Albay Özkan’ın alt rütbedeki askerlere verdiği sıkıyönetim buyruklarını kimsenin görmemesi için harekat merkezine kimsenin alınmaması talimatını da verdiğini belirten Yargıtay, sanığın o gece birlikteki en üst rütbeli kumandan olduğu için birebir vakitte garantör sıfatı bulunduğunu kaydetti.
“DARBE BAŞARILI OLSUN DİYE AĞIR GAYRET HARCADI”
Albay Şamil Türk Özkan’ın mahrem imamdan talimat aldıktan çabucak sonra kelamda sıkıyönetim buyruklarını yerine getirmeleri için Jandarma Özel Harekat tabur kumandanlarına bildirim ederek darbe teşebbüsünün muvaffakiyete ulaşması için ağır efor harcadığı bildirildi.

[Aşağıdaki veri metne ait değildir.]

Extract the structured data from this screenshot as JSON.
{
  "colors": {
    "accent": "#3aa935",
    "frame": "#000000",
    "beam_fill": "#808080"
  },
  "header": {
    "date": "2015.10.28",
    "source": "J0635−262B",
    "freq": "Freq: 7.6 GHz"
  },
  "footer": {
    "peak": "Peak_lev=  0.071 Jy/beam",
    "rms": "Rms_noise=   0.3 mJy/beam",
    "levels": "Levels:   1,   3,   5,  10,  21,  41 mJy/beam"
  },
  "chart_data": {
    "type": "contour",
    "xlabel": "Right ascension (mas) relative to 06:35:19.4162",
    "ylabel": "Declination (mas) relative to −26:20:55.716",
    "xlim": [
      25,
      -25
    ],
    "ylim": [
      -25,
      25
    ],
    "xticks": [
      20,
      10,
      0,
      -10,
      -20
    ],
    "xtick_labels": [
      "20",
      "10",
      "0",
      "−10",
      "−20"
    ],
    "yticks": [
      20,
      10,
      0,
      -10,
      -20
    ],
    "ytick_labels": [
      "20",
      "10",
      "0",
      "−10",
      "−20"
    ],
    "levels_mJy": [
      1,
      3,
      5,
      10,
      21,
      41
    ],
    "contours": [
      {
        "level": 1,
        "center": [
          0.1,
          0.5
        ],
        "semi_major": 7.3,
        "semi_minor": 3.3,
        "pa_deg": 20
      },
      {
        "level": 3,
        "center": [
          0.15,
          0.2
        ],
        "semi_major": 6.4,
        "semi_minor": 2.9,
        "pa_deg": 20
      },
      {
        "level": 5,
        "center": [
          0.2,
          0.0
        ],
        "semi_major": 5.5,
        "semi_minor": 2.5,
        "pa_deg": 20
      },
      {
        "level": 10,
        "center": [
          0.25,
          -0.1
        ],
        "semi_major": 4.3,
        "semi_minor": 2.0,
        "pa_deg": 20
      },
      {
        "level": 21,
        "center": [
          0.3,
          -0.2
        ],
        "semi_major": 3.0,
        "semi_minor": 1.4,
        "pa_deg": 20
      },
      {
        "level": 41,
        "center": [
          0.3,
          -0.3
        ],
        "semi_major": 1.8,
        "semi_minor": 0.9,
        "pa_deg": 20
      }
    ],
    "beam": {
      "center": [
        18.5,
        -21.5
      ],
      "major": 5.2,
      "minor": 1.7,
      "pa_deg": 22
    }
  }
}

Yargıtay kararında, kendisinin hamle yeleği ve tüfek isteyip hazırlık yaptığı, sanığın harp okulunda tahsil görmeye başladıktan itibaren FETÖ mensuplarıyla birebir meskende kaldığı ve örgüt içindeki faaliyetlerini kesintisiz sürdürdüğü kaydedildi.
Jandarma Bölge kumandanı Tümgeneral Musa Çitil’in tutuklanması için binbaşıları görevlendirdiği, darbenin muvaffakiyete ulaşamayacağını anlayınca da sabaha karşı bu sefer darbe aksisi iletiler yayımlamaya başladığı söz edildi. Sanık hakkındaki kanıtların hukuka uygun elde edildiği, vicdani kanının tam ve somut kanıtlara dayandığı için kararın oy birliğiyle asıldan onanmasına karar verdi.